A new statistical tool can help researchers get meaningful results when a randomized experiment, considered the gold standard, is not possible.
Randomized experiments split participants into groups by chance, with one undergoing an intervention and the other not. But in real-world situations, they can't always be done. Companies might not want to use the method, or such experiments might be against the law.
Developed by a researcher at The University of Texas at Austin, the new tool called two-step synthetic control adapts an existing research workaround, known as the synthetic control method.
The traditional synthetic control method creates synthetic control groups from the data, in place of real ones. The groups are weighted statistically and compared with a group undergoing an intervention.

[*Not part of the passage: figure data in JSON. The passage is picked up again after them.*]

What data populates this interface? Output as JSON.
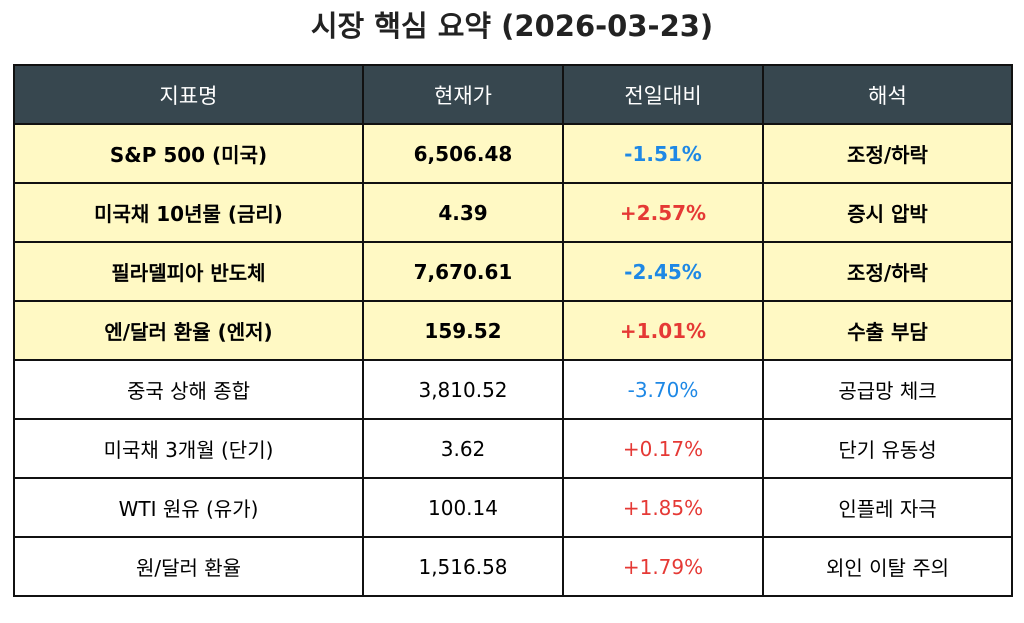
{
  "title": "시장 핵심 요약 (2026-03-23)",
  "colors": {
    "header_bg": "#37474f",
    "highlight_bg": "#fff9c4",
    "negative": "#1e88e5",
    "positive": "#e53935"
  },
  "columns": [
    "지표명",
    "현재가",
    "전일대비",
    "해석"
  ],
  "rows": [
    {
      "name": "S&P 500 (미국)",
      "price": "6,506.48",
      "change": "-1.51%",
      "note": "조정/하락",
      "highlight": true
    },
    {
      "name": "미국채 10년물 (금리)",
      "price": "4.39",
      "change": "+2.57%",
      "note": "증시 압박",
      "highlight": true
    },
    {
      "name": "필라델피아 반도체",
      "price": "7,670.61",
      "change": "-2.45%",
      "note": "조정/하락",
      "highlight": true
    },
    {
      "name": "엔/달러 환율 (엔저)",
      "price": "159.52",
      "change": "+1.01%",
      "note": "수출 부담",
      "highlight": true
    },
    {
      "name": "중국 상해 종합",
      "price": "3,810.52",
      "change": "-3.70%",
      "note": "공급망 체크",
      "highlight": false
    },
    {
      "name": "미국채 3개월 (단기)",
      "price": "3.62",
      "change": "+0.17%",
      "note": "단기 유동성",
      "highlight": false
    },
    {
      "name": "WTI 원유 (유가)",
      "price": "100.14",
      "change": "+1.85%",
      "note": "인플레 자극",
      "highlight": false
    },
    {
      "name": "원/달러 환율",
      "price": "1,516.58",
      "change": "+1.79%",
      "note": "외인 이탈 주의",
      "highlight": false
    }
  ]
}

But the synthetic control method does not perfectly apply to all situations, especially ones in which the intervention group is different from control groups, according to Kathleen Li, an assistant professor of marketing at the McCombs School of Business. In these scenarios, the method's lack of flexibility could lead to less accurate results.
"Our framework allows managers and policymakers to estimate effects they previously weren't able to estimate accurately," said Li, who developed the tool along with Venkatesh Shankar of Texas A&M University. "They get a more precise estimate that can help them make more informed decisions."
The study, published in advance online in the journal Management Science, offers a two-step synthetic control approach:
- First, it determines whether the traditional synthetic control method applies to a given case.
- If it does not, the second step uses a more flexible framework that allows weighted controls to differ from 100% or to shift the control group up and down.
The researchers tested the new method on a real-world situation by looking at sales of tampons: how they responded in 2016, when New York repealed a sales tax on them.
Sales taxes on tampons have been a contentious issue, with many countries abolishing or reducing them. Proponents say feminine hygiene products are basic necessities and should not be taxed. But by 2019, only 13 U.S. states had repealed them. For policymakers, a key point of contention has been how repeal would affect tampon sales.
To find out, Li and Shankar gathered 52 weeks of sales data before New York's repeal and 17 weeks after. Their control group included 35 states that did not repeal the tax. They found the traditional synthetic control method probably overestimated the actual increase in weekly sales, showing a 2.5% rise in New York.
When they applied their more flexible method, it estimated New York's repeal caused a more modest increase in weekly tampon sales, only 2.08%. That figure better matches the actual sales figures before the intervention.
Li and Shankar will be making their new method available online for all to use.